Ainsi, dans ce cadre culturel, tout laisse à penser qu’une femme maitrisée et sous contrôle devrait être excisée. Par opposition, celles qui ne le sont pas sont perçues comme trop libres, instables et même occidentalisées. Pourtant, sous les questions pertinentes de Capucine, ces femmes se retrouvent vite à court d’arguments, laissant penser que quelque chose se cache derrière ce discours lissé, transmis de mère en fille, elle-même remise en question à demi-mots lorsque certaines femmes avouent que l’excision ne supprime pas totalement l’envie.
« Être tranquille » prend alors une toute autre dimension lorsque l’on comprend que l’excision est plutôt affaire de pression sociale et de peur du jugement en lien direct avec le « Sûtra » , la pudeur et l’humilité de soi. Dans une société communautaire où la considération des autres envers soi est très importante, l’idée de « gâcher son nom » est l’une des pires choses qui puisse arriver. Le tabou de la sexualité fait écho à cette peur de voir sa réputation mise à mal par un homme, de faire honte à son nom et sa famille. On comprend mieux pourquoi des jeunes filles, des adolescentes, racontent à Capucine comment elles ont elles-mêmes demandé à être excisées. La peur du jugement, d’être anormale dans le groupe, car en dehors de la coutume. Préjugés et croyances viennent renforcer cette posture.
Le reportage
Une histoire de conceptions
Le documentaire « Musow, un dialogue de femmes » a le grand mérite d’enrichir notre réflexion dans toutes ses nuances de gris et de nous questionner dans nos certitudes. Il apparaît dangereux de se contenter de rendre la pratique illégale, au risque d’exposer les femmes à encore plus de risques sanitaires, sans tenter de comprendre de quoi elle est le nom. Car la question de l’excision ramène à celle de la place des femmes dans la société et sa liberté. Mais si nous pouvons, bien sûr, incriminer ces violences envers les femmes dont on peine encore, partout, à se défaire, il semble clair qu’une approche sociologique holistique manque cruellement. Au delà de cette évidence, le combat à mener contre toutes les conceptions culturelles que nous assimilons et qui font perdurer les violences envers les femmes est avant tout un combat éducatif et culturel.
Car les violences physiques et morales faites envers les femmes, où qu’elles soient, sont liées à un imaginaire complexe qu’il nous appartient, à échelle mondiale, de déconstruire. Et notre société occidentale n’est pas exempt de ce combat. Avec nos inégalités salariales, nos viols encore trop largement impunis, notre soumission aux diktats de la mode et de la beauté, sans oublier l’objectification à des fins marchandes, sommes-nous, occidentaux, si sûrs d’avoir compris toutes les nuances de l’émancipation des femmes ?

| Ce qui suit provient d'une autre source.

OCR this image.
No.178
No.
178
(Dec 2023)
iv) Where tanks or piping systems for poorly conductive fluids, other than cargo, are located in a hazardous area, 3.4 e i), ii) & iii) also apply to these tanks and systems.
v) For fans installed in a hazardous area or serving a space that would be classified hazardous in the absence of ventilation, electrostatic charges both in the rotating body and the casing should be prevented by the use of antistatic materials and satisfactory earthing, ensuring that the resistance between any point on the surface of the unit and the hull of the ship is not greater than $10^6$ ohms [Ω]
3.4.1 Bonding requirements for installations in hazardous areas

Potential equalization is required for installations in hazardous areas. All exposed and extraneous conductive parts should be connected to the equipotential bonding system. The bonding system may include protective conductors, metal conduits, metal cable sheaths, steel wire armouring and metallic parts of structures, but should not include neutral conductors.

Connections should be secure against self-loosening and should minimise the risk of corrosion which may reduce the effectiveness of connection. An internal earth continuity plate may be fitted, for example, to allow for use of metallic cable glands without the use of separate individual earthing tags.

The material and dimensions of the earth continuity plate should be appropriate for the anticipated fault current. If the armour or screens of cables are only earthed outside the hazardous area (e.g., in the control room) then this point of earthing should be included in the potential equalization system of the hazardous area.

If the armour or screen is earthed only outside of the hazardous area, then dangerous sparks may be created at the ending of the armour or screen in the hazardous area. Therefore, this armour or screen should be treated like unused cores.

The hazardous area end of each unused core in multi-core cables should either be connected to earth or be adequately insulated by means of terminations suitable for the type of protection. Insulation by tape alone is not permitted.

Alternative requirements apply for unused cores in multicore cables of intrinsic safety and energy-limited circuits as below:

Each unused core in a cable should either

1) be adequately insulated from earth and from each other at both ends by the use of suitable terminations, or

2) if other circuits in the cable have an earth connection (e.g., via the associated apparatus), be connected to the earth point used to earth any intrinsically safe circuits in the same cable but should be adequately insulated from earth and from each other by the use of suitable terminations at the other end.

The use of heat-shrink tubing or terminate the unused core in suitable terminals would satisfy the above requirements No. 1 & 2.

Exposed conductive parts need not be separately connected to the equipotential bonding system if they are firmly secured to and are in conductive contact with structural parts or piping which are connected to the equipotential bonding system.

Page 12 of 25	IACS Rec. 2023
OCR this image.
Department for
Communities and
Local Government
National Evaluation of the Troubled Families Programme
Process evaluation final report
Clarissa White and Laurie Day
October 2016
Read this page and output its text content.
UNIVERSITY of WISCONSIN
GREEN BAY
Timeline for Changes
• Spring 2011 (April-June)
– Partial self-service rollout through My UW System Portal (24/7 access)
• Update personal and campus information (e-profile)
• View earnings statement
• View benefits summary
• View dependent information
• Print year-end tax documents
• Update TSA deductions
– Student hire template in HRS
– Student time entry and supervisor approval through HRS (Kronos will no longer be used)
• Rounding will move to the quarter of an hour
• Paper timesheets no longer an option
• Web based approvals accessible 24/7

Si les lois ne semblent pouvoir empêcher que des milliers de petites filles et adolescentes soient mutilées chaque année, l’éducation, le dialogue, et l’apprentissage le pourront certainement à long terme. La liberté individuelle de pouvoir jouir librement de son corps, sans qu’une tierce personne, une croyance ou une pression sociale n’impose un quelconque rapport de soumission, ne semble s’acquérir que dans un cadre où la pensée est tout aussi libérée.